Discuss separately the stages of leadership. E.g

  1. The Brute Force Model- You do what I tell you to do or I will hurt you!” .
  2. Leadership through Stripes- “You do what I tell you to do because I have two chevrons on my sleeve and you have one.”
  3. Leadership by Expertise- “you do what I ask you to do because I can show you how to do it and you can learn.”
  4. Leadership through Espirit´- The group is so completely focused on a shared mission that the whole is greater than the sum of its parts.

Discuss each style briefly and bring out the pros and cons of each style.

Conclusion- based on your discussion, form a fair and a balanced conclusion on the given issue.

Background :-

  • Ethical leadershipin the government sector is about influencing others and setting the culture of a workplace. Leadership is a practice, rather than a position or classification level

Different Levels of leadership in public service :-

  • Brute force model:-
    • The first one of these styles is leadership by brute force.

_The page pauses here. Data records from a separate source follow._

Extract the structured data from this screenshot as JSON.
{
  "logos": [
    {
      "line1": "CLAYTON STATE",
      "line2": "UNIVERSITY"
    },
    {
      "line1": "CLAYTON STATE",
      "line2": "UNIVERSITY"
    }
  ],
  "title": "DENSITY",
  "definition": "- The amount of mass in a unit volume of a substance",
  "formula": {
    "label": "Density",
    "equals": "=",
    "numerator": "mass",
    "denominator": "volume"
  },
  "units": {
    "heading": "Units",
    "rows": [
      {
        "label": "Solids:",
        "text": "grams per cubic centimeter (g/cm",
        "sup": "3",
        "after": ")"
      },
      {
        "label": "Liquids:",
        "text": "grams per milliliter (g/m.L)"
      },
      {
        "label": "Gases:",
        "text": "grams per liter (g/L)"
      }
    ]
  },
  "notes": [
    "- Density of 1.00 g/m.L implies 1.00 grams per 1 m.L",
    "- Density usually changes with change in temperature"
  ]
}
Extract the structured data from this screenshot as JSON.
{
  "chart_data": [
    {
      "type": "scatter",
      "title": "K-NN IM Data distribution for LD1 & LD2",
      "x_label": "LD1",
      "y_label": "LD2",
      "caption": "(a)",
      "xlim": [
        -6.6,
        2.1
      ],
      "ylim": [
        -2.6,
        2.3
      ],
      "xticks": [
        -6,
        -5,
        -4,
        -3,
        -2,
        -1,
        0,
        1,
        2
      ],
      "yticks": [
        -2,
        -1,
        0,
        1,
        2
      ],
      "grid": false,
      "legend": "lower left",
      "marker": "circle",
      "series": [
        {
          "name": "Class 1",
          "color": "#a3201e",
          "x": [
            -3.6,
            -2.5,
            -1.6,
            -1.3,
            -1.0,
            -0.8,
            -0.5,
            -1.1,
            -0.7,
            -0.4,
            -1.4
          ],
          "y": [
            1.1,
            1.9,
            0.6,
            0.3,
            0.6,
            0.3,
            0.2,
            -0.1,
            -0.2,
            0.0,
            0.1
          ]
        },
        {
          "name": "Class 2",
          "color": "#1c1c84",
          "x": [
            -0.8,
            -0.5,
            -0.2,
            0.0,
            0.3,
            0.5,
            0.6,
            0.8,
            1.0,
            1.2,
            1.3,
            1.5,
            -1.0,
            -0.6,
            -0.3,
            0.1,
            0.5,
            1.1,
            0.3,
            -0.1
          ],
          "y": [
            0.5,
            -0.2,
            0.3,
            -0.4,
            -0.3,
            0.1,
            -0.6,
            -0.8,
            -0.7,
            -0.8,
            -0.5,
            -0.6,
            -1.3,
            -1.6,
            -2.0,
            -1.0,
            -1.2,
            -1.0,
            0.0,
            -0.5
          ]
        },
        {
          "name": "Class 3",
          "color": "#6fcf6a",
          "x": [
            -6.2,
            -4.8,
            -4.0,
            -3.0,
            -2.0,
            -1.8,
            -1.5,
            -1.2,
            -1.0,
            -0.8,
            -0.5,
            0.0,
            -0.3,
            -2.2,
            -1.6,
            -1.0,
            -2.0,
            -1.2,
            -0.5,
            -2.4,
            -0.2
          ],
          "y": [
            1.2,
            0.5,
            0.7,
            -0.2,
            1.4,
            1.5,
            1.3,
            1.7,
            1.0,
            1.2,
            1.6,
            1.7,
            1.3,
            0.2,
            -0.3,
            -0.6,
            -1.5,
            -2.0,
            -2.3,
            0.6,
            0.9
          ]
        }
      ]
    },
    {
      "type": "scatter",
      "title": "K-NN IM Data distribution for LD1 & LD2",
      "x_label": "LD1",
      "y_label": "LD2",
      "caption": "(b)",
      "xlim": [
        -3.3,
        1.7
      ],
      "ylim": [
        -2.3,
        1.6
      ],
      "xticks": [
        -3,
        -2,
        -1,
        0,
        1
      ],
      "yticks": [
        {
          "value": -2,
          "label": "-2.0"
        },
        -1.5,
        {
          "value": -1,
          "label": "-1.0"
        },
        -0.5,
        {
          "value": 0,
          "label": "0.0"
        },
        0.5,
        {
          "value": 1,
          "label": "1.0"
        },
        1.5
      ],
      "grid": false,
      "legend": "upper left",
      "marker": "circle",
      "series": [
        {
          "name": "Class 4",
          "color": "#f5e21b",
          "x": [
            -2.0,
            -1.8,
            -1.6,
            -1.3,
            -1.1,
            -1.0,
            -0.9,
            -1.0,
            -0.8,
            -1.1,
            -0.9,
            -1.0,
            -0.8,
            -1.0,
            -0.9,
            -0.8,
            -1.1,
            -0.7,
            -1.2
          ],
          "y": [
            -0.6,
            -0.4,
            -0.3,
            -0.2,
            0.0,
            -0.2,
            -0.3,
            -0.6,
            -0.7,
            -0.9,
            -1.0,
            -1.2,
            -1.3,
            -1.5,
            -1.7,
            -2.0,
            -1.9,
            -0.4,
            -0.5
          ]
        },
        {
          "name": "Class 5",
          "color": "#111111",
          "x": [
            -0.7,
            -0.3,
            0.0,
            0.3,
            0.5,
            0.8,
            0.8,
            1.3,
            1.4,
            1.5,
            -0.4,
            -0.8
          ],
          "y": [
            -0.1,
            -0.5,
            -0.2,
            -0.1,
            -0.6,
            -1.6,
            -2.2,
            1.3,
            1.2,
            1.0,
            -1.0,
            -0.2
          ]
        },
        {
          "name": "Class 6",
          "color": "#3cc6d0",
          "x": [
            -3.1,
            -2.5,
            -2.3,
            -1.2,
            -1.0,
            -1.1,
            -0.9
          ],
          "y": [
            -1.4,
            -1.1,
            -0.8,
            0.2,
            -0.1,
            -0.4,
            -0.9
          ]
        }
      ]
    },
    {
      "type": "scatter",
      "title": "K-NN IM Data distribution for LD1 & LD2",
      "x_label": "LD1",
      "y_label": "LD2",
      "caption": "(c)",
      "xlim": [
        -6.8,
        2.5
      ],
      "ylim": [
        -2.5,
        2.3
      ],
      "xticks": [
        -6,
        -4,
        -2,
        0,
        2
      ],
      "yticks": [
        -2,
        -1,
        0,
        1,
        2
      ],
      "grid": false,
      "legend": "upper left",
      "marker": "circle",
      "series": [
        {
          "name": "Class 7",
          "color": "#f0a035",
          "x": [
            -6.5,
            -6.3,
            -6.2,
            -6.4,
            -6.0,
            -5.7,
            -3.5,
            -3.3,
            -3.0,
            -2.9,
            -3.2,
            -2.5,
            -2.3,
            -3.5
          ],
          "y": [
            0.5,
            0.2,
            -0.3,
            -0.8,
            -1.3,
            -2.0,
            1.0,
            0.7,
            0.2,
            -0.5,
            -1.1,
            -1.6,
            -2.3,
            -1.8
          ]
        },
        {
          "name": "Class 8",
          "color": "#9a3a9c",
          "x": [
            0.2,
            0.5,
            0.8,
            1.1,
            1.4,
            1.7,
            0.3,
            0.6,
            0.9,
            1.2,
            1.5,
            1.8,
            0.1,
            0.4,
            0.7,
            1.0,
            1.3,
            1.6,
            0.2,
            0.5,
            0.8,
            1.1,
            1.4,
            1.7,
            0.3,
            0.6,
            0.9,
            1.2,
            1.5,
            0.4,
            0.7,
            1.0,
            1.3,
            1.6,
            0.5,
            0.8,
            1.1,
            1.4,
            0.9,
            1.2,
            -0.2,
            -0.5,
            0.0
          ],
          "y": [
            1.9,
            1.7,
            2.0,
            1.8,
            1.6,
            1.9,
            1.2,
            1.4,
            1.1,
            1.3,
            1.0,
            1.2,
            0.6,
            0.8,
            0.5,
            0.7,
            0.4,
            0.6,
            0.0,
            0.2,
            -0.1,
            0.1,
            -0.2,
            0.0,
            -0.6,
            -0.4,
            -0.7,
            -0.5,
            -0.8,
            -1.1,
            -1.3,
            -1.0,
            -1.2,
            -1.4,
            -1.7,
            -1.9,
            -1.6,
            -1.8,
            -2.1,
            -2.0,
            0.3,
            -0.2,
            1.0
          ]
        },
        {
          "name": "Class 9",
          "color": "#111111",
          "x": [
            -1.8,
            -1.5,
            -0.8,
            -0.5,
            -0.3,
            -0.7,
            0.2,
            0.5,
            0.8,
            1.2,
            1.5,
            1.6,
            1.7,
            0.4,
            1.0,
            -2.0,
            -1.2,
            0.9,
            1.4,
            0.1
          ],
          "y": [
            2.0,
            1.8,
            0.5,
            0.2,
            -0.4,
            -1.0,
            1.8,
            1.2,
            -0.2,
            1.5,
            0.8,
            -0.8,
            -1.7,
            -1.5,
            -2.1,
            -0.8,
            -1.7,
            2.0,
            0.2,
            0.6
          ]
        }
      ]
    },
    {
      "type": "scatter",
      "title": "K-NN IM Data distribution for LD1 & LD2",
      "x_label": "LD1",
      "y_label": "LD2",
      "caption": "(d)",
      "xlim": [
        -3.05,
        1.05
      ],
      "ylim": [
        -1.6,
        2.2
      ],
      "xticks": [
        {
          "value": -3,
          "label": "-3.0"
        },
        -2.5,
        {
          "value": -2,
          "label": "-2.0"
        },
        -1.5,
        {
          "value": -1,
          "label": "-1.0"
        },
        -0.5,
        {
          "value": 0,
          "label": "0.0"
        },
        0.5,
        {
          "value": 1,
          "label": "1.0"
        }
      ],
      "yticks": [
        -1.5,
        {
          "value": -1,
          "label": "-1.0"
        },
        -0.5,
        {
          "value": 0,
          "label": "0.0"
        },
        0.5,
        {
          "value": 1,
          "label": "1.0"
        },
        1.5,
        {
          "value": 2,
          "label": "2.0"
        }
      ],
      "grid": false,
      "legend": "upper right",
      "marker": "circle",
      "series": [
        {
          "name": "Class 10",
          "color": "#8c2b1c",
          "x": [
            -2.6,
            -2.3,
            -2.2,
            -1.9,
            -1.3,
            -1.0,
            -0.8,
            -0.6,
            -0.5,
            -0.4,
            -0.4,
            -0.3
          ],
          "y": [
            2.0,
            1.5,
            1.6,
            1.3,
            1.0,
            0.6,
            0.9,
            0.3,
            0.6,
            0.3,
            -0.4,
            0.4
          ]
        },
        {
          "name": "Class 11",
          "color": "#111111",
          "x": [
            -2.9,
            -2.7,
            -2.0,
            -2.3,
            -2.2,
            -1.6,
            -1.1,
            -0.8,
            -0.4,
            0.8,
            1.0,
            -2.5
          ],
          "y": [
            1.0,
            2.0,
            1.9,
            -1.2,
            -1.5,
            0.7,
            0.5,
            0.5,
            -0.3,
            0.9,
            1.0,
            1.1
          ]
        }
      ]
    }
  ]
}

That is to say, “You do what I tell you to do or I will hurt you” Hurting someone does not obviously need to be by physical force. 
    • The problem with that leadership practice is that it is extremely inefficient. 
    • The organization would only get minimal performance. You will get just the extent of performance that you commanded and nothing more. There is no reciprocity between the leader and the follower; there is nothing in it for the follower other than the avoidance of pain.
  • Leadership through Stripes:-
    • In the stripes model there is more regularity. “You do what I tell you to do because I have two chevrons on my sleeve and you have one.”
    • The model typically is associated in modern times with military organizations, but it is almost pervasive in civil service bureaucracies.
    • The point of this theory is that there now begins to be something in it for the follower as someday he/she too, will probably have a second stripe and may be in the position of being able to give orders and have my will done rather than just blindly following.
    • There is a sense of hierarchy, a sense of orderliness, some sense of procedure that is involved in this model of leadership. As a consequence it is likely to be more stable.
    • However It rarely inspires individual creativity. And it also can be very inefficient. It is not as inefficient as the brute force model. 
  • Leadership by Expertise:-
    • The leadership by expertise is of the format “you do what I ask you to do because I can show you how to do it and you can learn.” The reciprocity between follower and leader here is quite different. There is something substantial to be gained by compliance with requests
    • There are several problems even with the expertise model.
    • One of them is leader exhaustion.
    • Expertise quickly can become obsolete.
    • Making sure that the expertise is continuously changing and updating itself is a significant challenge to the expertise model.
  • Leadership through Espirit :-
    • The group is so completely focused on a shared mission that the whole is greater than the sum of its parts. Each person performs at a high level of expertise, and each is aware of the strengths of the other.
    • It is very hard to tell leader from follower in this model because leadership is a changing mode depending upon the particular person or set of skills or group that is required for success. 


  • So just to review the hierarchy, the first style depends enormously on the motivation of fear, perhaps a powerful immediate motivator, but not a long lasting one. The second one relies upon an appeal to order. The third mode invokes an appeal to reason and rationality. And the fourth style resonates deeply with an appeal to aspirations and to values. This model constitutes the style of leadership to which most people aspire if they believe they can develop an organization to function at that level.